Нет. Со мной не всё в порядке.

Я обхватила себя руками, постаралась поймать его взгляд, но лунного света не хватало, и на месте глаз Вильгельма я видела только глубокие тени. Жутковатые.

— Я. . Я обидела тебя. Прости. — И замолчала.

Я думала, он хоть что-то скажет. Но он просто стоял и смотрел на меня. И тоже молчал.

Тогда у меня вырвалось:

— Я просто очень хочу домой.

Обычно, слыша это, Вильгельм тут же заводил шарманку: я сделаю тебя счастливой, ты ещё просто не понимаешь, как тебе повезло, позволь мне о тебе позаботиться, доверься… Каждый раз при этом я чувствовала себя пойманной в клетку птицей. Кто её отпустит, если она такая забавная? И кормить будут хорошо, и заботиться, да. Только не отпустят.

— Я знаю.

У меня защипало в носу, и перед глазами всё вдруг расплылось от слёз. Конечно, он знает, я ему сто раз говорила. Только… Чёрт, я очень, очень хочу домой!
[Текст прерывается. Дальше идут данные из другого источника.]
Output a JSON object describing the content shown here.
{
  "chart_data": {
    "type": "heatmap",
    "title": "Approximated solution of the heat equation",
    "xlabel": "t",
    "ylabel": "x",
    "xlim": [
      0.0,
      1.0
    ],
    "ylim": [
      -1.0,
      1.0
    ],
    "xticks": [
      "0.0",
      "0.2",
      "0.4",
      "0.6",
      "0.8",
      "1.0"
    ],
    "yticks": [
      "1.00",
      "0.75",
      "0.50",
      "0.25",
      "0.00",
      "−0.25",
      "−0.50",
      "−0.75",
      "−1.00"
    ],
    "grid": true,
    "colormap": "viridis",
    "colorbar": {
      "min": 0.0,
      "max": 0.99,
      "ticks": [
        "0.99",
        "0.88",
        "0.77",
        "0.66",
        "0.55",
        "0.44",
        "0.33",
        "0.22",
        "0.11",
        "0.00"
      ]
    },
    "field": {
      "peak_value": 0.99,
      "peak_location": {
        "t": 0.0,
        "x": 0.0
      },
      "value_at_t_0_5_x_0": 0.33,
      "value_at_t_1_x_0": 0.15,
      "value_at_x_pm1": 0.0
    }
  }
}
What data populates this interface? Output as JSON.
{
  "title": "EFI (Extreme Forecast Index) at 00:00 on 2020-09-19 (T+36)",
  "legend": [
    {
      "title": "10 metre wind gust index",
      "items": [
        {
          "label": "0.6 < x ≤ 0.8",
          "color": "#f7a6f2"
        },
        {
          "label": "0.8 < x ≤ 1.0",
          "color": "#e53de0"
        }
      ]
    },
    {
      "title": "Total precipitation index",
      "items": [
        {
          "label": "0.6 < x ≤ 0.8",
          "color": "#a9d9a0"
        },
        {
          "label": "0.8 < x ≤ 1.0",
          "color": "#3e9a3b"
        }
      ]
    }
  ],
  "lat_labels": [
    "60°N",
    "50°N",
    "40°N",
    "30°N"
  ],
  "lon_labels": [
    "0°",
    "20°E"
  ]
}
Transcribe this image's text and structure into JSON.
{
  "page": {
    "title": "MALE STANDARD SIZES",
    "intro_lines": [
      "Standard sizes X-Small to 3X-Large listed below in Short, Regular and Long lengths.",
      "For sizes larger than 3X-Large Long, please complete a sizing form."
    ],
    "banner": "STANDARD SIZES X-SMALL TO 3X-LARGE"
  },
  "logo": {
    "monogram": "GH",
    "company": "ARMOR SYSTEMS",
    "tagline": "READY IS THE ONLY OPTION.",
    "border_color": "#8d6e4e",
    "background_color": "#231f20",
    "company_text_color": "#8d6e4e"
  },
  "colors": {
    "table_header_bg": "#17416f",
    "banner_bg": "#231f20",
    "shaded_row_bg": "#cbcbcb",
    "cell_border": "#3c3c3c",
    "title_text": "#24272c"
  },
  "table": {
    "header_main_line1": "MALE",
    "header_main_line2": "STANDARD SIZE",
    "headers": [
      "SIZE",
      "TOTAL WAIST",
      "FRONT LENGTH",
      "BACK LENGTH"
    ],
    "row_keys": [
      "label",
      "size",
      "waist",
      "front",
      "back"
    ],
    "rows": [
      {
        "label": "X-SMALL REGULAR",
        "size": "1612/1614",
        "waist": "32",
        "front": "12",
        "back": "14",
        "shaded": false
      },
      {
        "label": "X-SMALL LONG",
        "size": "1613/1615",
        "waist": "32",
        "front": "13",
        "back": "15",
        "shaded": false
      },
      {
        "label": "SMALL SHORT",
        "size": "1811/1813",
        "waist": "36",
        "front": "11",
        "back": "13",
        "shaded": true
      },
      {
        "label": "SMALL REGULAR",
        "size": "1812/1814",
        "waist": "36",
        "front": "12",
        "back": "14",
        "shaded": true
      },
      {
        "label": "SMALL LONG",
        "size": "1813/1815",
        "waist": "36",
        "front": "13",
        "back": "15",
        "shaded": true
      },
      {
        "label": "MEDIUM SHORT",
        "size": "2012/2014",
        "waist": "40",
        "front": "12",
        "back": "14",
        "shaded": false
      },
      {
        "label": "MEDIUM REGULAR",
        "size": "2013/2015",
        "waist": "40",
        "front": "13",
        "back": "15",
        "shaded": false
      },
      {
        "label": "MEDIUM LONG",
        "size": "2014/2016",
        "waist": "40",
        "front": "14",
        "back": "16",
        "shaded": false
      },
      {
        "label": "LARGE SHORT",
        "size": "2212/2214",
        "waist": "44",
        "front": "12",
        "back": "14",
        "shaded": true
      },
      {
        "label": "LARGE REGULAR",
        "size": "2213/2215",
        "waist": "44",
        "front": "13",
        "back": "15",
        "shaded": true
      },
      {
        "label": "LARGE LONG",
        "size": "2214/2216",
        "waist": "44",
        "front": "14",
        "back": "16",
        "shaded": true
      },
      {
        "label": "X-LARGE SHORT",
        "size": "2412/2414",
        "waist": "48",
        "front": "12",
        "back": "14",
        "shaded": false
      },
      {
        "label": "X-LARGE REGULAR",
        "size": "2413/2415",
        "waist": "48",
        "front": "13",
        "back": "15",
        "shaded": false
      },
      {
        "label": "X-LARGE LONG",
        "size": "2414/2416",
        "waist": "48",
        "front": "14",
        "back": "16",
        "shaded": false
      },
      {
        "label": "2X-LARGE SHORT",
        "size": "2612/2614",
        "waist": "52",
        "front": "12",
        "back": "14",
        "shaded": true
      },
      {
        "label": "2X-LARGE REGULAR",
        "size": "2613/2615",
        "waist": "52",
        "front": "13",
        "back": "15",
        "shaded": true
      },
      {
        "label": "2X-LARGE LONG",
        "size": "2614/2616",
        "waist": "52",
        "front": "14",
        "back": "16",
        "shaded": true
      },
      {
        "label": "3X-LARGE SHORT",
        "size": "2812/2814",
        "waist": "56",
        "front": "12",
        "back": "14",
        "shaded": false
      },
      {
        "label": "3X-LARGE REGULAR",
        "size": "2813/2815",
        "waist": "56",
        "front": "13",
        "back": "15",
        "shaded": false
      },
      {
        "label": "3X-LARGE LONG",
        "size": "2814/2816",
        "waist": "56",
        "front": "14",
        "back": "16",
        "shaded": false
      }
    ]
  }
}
И рядом нет никого мне близкого, чтобы понял.

Наверное, поэтому я протянула руку единственному человеку, который оказался рядом.

Вильгельм стоял, не шевелясь, когда я подошла ближе, и только в последний момент осторожно коснулся моих пальцев. Наверное, он не ожидал, что я брошусь ему на шею. Да я и сама не ожидала, но мне так нужен был кто-нибудь, хоть кто-то, кто угодно… Вильгельм всего лишь оказался рядом.
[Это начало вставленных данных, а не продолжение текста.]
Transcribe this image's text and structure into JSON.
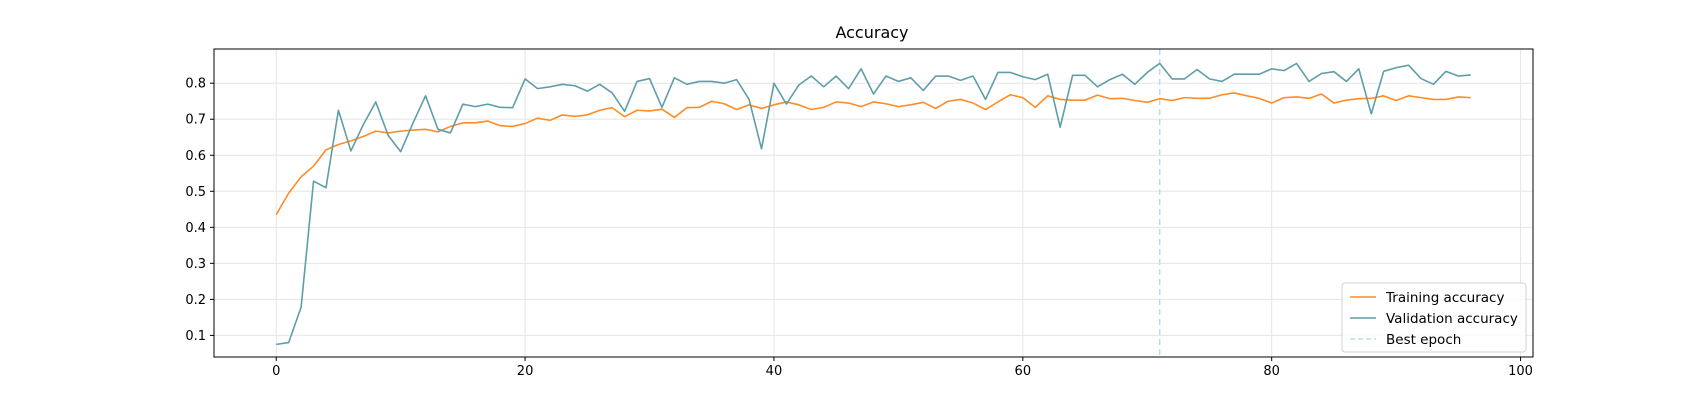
{
  "chart_data": {
    "type": "line",
    "title": "Accuracy",
    "xlabel": "",
    "ylabel": "",
    "xlim": [
      -5,
      101
    ],
    "ylim": [
      0.04,
      0.895
    ],
    "xticks": [
      0,
      20,
      40,
      60,
      80,
      100
    ],
    "yticks": [
      0.1,
      0.2,
      0.3,
      0.4,
      0.5,
      0.6,
      0.7,
      0.8
    ],
    "grid": true,
    "legend_position": "lower-right",
    "x": [
      0,
      1,
      2,
      3,
      4,
      5,
      6,
      7,
      8,
      9,
      10,
      11,
      12,
      13,
      14,
      15,
      16,
      17,
      18,
      19,
      20,
      21,
      22,
      23,
      24,
      25,
      26,
      27,
      28,
      29,
      30,
      31,
      32,
      33,
      34,
      35,
      36,
      37,
      38,
      39,
      40,
      41,
      42,
      43,
      44,
      45,
      46,
      47,
      48,
      49,
      50,
      51,
      52,
      53,
      54,
      55,
      56,
      57,
      58,
      59,
      60,
      61,
      62,
      63,
      64,
      65,
      66,
      67,
      68,
      69,
      70,
      71,
      72,
      73,
      74,
      75,
      76,
      77,
      78,
      79,
      80,
      81,
      82,
      83,
      84,
      85,
      86,
      87,
      88,
      89,
      90,
      91,
      92,
      93,
      94,
      95,
      96
    ],
    "series": [
      {
        "name": "Training accuracy",
        "color": "#ff8c28",
        "values": [
          0.435,
          0.495,
          0.54,
          0.57,
          0.615,
          0.63,
          0.64,
          0.652,
          0.667,
          0.662,
          0.667,
          0.67,
          0.672,
          0.665,
          0.68,
          0.69,
          0.69,
          0.695,
          0.682,
          0.68,
          0.688,
          0.703,
          0.697,
          0.712,
          0.708,
          0.712,
          0.725,
          0.732,
          0.707,
          0.725,
          0.723,
          0.728,
          0.705,
          0.732,
          0.733,
          0.75,
          0.743,
          0.727,
          0.74,
          0.73,
          0.74,
          0.748,
          0.74,
          0.727,
          0.733,
          0.748,
          0.745,
          0.735,
          0.748,
          0.743,
          0.735,
          0.74,
          0.747,
          0.73,
          0.75,
          0.755,
          0.745,
          0.727,
          0.748,
          0.768,
          0.76,
          0.733,
          0.765,
          0.755,
          0.753,
          0.753,
          0.767,
          0.757,
          0.758,
          0.752,
          0.747,
          0.757,
          0.752,
          0.76,
          0.758,
          0.758,
          0.768,
          0.773,
          0.765,
          0.758,
          0.745,
          0.76,
          0.762,
          0.758,
          0.77,
          0.745,
          0.753,
          0.757,
          0.758,
          0.765,
          0.752,
          0.765,
          0.76,
          0.755,
          0.755,
          0.762,
          0.76
        ]
      },
      {
        "name": "Validation accuracy",
        "color": "#5e9ea9",
        "values": [
          0.075,
          0.08,
          0.178,
          0.528,
          0.51,
          0.725,
          0.612,
          0.685,
          0.748,
          0.655,
          0.61,
          0.69,
          0.765,
          0.672,
          0.662,
          0.742,
          0.735,
          0.742,
          0.733,
          0.732,
          0.812,
          0.785,
          0.79,
          0.797,
          0.793,
          0.778,
          0.797,
          0.773,
          0.722,
          0.805,
          0.813,
          0.733,
          0.815,
          0.797,
          0.805,
          0.805,
          0.8,
          0.81,
          0.755,
          0.618,
          0.8,
          0.742,
          0.795,
          0.82,
          0.79,
          0.82,
          0.785,
          0.84,
          0.77,
          0.82,
          0.805,
          0.815,
          0.78,
          0.82,
          0.82,
          0.808,
          0.82,
          0.755,
          0.83,
          0.83,
          0.818,
          0.81,
          0.825,
          0.678,
          0.822,
          0.822,
          0.79,
          0.81,
          0.825,
          0.797,
          0.83,
          0.855,
          0.812,
          0.812,
          0.838,
          0.812,
          0.805,
          0.825,
          0.825,
          0.825,
          0.84,
          0.835,
          0.855,
          0.805,
          0.827,
          0.832,
          0.805,
          0.84,
          0.715,
          0.833,
          0.843,
          0.85,
          0.813,
          0.797,
          0.833,
          0.82,
          0.823
        ]
      }
    ],
    "annotations": [
      {
        "type": "vline",
        "x": 71,
        "label": "Best epoch",
        "color": "#b9dde3",
        "style": "dashed"
      }
    ],
    "legend": [
      {
        "label": "Training accuracy",
        "color": "#ff8c28",
        "style": "solid"
      },
      {
        "label": "Validation accuracy",
        "color": "#5e9ea9",
        "style": "solid"
      },
      {
        "label": "Best epoch",
        "color": "#b9dde3",
        "style": "dashed"
      }
    ]
  }
}
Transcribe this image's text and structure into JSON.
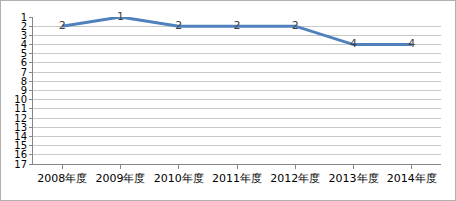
{
  "chart_data": {
    "type": "line",
    "categories": [
      "2008年度",
      "2009年度",
      "2010年度",
      "2011年度",
      "2012年度",
      "2013年度",
      "2014年度"
    ],
    "values": [
      2,
      1,
      2,
      2,
      2,
      4,
      4
    ],
    "color": "#4f81bd",
    "ylim": [
      17,
      1
    ],
    "yticks": [
      1,
      2,
      3,
      4,
      5,
      6,
      7,
      8,
      9,
      10,
      11,
      12,
      13,
      14,
      15,
      16,
      17
    ],
    "grid": true,
    "data_labels": true
  }
}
Он замер сначала. Я не доставала ему до плеч, разве что на цыпочки бы встала, но так было неудобно, поэтому я всхлипывала куда-то в район его груди. В сорочку. Она приятно пахла травами и яблоком…
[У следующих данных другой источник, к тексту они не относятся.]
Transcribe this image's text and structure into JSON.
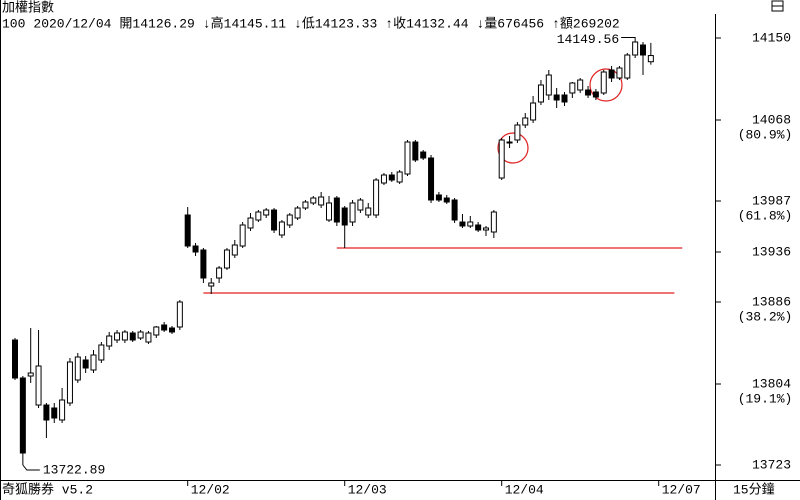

Потом он всё-таки обнял меня, осторожно, нерешительно. Крепко сжал, мне даже стало на мгновение нечем дышать. И шепнул:

— Я не могу тебя отпустить.

Я вытерла рукой лицо.

— Я знаю.

Звёзды танцевали у нас над головой, а вокруг — светлячки, которые всё никак почему-то не возвращались обратно в цветы. Кажется, они изображали спираль, и наверняка это было не просто так, а снова магическая штука, очередной волшебной барьер Вильгельма. Эти мелочи меня тогда не интересовали.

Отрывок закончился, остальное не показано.